A machine's guide to mafia
According to Scumbot, some words make people mafia and some words make people town. I use "words" lightly, because it also includes pad characters, punctuation marks, and BBCode.
The scummiest things you can do is, in fact, ask a question. Question marks were consistently rated the best indicator that a player was scum. Other words that predict scumminess in a player are: even, like, day, what, the, and you. Semicolons are also scummy, but most of them occur due to incorrect parsing of images and gifs.
And it seems to hold true that you are what you post: The towniest word, according to Scumbot, is “town” itself. Further town-indicative words are they, probably, bad, and really. Also townie were periods and “pad” characters. (Pads meaning the post was shorter than 50 words--brevity is apparently pro-town. Or maybe spamming is, depending on how you look at it.)
Each of these “words” allows a small insight into a player’s alignment. All fifteen of them together, however, allow for a medium-sized insight.

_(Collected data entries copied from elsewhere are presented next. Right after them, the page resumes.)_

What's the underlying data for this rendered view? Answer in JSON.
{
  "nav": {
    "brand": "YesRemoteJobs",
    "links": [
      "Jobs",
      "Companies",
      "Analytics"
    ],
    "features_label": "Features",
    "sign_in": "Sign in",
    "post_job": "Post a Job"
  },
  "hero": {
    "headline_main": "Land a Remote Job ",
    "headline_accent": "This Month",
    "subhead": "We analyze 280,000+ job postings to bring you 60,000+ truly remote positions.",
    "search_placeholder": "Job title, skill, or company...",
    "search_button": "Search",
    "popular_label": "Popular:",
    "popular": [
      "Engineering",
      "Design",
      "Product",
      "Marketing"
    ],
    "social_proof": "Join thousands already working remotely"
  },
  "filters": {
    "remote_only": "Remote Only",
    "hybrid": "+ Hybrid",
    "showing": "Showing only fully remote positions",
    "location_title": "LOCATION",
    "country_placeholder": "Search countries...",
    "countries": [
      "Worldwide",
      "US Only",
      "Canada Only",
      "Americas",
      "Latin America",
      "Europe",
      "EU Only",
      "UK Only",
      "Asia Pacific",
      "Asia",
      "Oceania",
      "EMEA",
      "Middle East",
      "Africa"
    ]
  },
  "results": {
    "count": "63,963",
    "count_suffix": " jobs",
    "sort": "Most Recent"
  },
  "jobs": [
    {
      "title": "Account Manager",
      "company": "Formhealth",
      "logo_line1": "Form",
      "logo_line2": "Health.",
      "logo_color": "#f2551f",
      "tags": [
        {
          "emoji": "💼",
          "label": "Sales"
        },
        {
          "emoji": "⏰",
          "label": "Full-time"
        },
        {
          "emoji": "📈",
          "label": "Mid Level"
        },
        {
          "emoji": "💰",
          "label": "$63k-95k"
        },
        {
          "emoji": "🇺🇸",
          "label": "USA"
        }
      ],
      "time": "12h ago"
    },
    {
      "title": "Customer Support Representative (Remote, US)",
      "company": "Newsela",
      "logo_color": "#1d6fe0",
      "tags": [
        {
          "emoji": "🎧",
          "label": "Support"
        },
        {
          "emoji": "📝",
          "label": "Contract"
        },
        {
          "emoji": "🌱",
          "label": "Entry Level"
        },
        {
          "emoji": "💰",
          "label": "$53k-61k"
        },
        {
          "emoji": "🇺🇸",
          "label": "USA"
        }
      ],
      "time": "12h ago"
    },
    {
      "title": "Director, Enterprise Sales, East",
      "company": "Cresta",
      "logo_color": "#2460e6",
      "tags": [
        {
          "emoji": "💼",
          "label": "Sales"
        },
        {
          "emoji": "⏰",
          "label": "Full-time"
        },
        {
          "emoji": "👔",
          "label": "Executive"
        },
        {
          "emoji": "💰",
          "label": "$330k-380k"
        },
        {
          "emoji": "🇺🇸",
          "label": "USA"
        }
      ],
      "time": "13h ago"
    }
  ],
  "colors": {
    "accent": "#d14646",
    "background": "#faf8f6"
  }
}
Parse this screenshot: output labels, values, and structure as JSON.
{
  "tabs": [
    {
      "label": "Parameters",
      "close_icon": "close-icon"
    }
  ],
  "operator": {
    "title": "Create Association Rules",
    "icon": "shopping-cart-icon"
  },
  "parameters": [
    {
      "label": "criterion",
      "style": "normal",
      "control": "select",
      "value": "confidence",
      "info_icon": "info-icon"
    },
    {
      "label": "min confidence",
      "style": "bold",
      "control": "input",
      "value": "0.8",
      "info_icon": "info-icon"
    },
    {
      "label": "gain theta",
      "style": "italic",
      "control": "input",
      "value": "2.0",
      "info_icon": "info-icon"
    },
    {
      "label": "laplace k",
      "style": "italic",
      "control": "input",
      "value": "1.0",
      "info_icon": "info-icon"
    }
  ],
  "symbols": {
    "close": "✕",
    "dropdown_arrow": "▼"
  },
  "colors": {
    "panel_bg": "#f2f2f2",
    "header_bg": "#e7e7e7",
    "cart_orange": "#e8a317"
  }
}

The power of teamwork.
The future of forum mafia
Robots are not going to take over TL Mafia and drive out the human players. For one thing, Scumbot could be rendered totally useless by spamming the word “town” 50 times at the start of every post. It is also not even guaranteed to be as reliable on future games of mafia; the available dataset from 2014-2016 is only an approximation of the actual meta.
Furthermore, nobody else has the bot. I don’t plan on using it in games. (Obs threads, though, are fair game.) The main point of the creation of a mafia bot is to prove it can be done, and to see how far it can go. And to learn coding skills.
That’s all I really had to say. I hope you learned something. Have a nice day. I’ll be here to answer questions or to discuss the ethics of using bots in mafia.